Apenas entre 2023 e 2024, por exemplo, cerca de seis veículos aéreos (helicópteros e aviões) foram apreendidos pela polícia estadual e federal, em Goiás, por serem usados no transporte interestadual e internacional de drogas e agrotóxicos. Houve ainda o bloqueio judicial de pelo menos R$ 40 milhões de contas de investigados. Para a delegada, o sucesso das operações são um reflexo da vitalidade dos órgãos de segurança e do investimento do governo federal. 

“Cinco estados foram selecionados, dentre eles Goiás, para o combate intensifico a crimes violentos. Tivemos uma operação marcante contra as facções criminosas no final do ano passado. Foram os projetos institucionais enquanto o Flávio Dino estava como ministro. Apenas no ano passado tivemos quase 500 mandados de prisão cumpridos em Goiás a partir da Ficco”, explicou.

Marcela Rodrigues Vieira em entrevista ao Jornal Opção | Foto: Leoiran / Jornal Opção

Marcela Rodrigues Vieira afirmou que a atuação integrada não ocorre apenas em crimes federais, mas também estaduais. Ela cita exemplos como os casos recentes de furtos de joalherias em shoppings da capital goiana, assim como o envenenamento da idosa Luzia Tereza Alves, e do filho dela Leonardo Pereira Alves, que morreram após consumirem alimentos com substâncias nocivas à saúde, manipulados pela advogada Amanda Partata, em Goiânia.

“O celular [da Amanda] foi apreendido e o acesso aos dados foi feito pela Polícia Federal. Existe uma cooperação permanente para os crimes violentos e para os crimes de facções e organizações criminosas. [Temos] os melhores computadores, a verba vem direto do governo federal para essa força integrada. Pretendemos alugar um ambiente externo para que as forças tenham mais liberdade”, contou. 

Combate precisa ser fortalecido

Especialistas veem a integração ostensiva e de inteligência entre as polícias estaduais e federais como ponto positivo no combate à criminalidade. Porém, acreditam que ainda há falta de investimento na eficiência dos sistemas vinculados à justiça criminal, fato que traria ganho em escala e rapidez na condução dos processos, conforme Jean Charles.
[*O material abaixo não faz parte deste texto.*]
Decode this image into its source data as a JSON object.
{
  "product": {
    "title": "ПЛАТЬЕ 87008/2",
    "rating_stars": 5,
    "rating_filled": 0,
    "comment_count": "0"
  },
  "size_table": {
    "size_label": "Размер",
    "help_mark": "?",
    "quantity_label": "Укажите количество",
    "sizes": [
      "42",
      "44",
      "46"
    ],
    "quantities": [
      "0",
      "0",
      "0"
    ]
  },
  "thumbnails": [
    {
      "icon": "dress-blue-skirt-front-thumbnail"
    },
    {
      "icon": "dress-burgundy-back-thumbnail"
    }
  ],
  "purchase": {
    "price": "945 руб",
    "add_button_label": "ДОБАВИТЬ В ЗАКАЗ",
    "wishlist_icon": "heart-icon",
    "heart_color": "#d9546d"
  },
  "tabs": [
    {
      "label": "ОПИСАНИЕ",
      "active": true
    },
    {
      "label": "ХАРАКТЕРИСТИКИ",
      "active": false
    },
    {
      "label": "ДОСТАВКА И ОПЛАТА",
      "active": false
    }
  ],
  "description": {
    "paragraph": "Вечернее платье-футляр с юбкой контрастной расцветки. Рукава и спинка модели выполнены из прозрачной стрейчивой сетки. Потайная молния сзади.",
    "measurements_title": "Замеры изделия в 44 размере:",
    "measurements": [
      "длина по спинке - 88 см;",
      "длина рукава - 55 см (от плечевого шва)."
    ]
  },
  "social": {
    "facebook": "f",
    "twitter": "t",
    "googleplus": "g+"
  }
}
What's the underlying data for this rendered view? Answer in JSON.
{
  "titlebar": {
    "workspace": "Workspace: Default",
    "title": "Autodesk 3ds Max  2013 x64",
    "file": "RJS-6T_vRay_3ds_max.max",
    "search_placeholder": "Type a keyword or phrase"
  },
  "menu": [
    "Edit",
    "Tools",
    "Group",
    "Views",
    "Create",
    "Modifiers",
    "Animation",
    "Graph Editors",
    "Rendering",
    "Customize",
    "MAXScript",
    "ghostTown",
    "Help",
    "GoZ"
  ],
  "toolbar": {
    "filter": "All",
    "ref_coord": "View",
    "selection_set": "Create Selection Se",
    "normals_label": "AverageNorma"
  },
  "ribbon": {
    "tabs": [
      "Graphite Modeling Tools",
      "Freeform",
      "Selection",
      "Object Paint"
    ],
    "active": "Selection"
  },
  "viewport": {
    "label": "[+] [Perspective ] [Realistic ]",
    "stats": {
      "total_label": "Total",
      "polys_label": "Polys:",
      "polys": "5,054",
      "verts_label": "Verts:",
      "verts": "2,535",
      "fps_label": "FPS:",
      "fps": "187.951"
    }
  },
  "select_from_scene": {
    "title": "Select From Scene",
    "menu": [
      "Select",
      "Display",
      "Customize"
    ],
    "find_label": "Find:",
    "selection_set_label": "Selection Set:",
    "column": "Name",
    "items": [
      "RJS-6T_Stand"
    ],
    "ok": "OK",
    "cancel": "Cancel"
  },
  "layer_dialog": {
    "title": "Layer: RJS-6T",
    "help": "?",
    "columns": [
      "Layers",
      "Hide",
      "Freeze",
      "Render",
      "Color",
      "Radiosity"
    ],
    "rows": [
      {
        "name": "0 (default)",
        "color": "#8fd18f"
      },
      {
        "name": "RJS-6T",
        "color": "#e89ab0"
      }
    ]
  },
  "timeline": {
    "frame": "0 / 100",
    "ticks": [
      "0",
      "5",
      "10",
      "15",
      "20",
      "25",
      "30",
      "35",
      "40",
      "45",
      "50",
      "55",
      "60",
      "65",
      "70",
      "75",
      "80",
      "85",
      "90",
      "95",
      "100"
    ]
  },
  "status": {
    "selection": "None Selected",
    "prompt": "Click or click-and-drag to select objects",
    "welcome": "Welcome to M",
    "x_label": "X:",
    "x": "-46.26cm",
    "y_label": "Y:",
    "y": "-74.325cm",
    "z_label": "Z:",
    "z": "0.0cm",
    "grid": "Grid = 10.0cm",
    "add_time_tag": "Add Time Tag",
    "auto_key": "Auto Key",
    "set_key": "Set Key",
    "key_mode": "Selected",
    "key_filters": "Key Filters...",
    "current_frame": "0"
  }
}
O especialista em segurança pública diz que o aprimoramento em nível internacional poderia dar mais êxito ao enfrentamento do crime. As operações e a troca de informações com órgãos internacionais já ocorre, a exemplo da Organização Internacional de Polícia Criminal (Interpol). 

Neste ano, uma rede de tráfico de munições e armas internacional coordenada por Colecionadores, Atiradores Desportivos e Caçadores (CAC’s) goianos foi retirada de circulação pela PF durante ação conjunta com a polícia americana. Um dos investigados, que mora nos Estados Unidos, mandava o armamento para Goiás por meio de containers. O esquema foi descoberto por meio de troca de informações entre as corporações.

“As medidas adotadas são importantes para combater o crime organizado, mas não resolvem cem por cento o problema. A padronização institucional e informacional traz mais rapidez nas ações e tomadas de decisões dos órgãos competentes. Porém, até sua completa implantação, acaba sendo um processo muito demorado e, quando implantado, já pode ser obsoleto”, diz.

Para o também especialista em segurança pública, Ivan Hermano Filho, outro fator que pesa é a legislação brasileira e a separação das policiais. Cada corporação tem a própria área de atuação. A PM, por exemplo, realiza o policiamento ostensivo, a PC investigativo, a PF federal e a PRF rodoviário.

Ivan diz ainda que as instituições perdem muito tempo com as atividades burocráticas, com pessoas que não vão ficar presas, visto que a legislação é “frouxa”. Segundo ele, o “ciclo único policial” ou “ciclo completo”, adotado em alguns condados dos Estados Unidos, seria uma opção, visto que a própria PM teria autoridade para realizar os trâmites burocráticos da prisão, deixando de sobrecarregar a PC que, por sua vez, ficaria apenas na investigação.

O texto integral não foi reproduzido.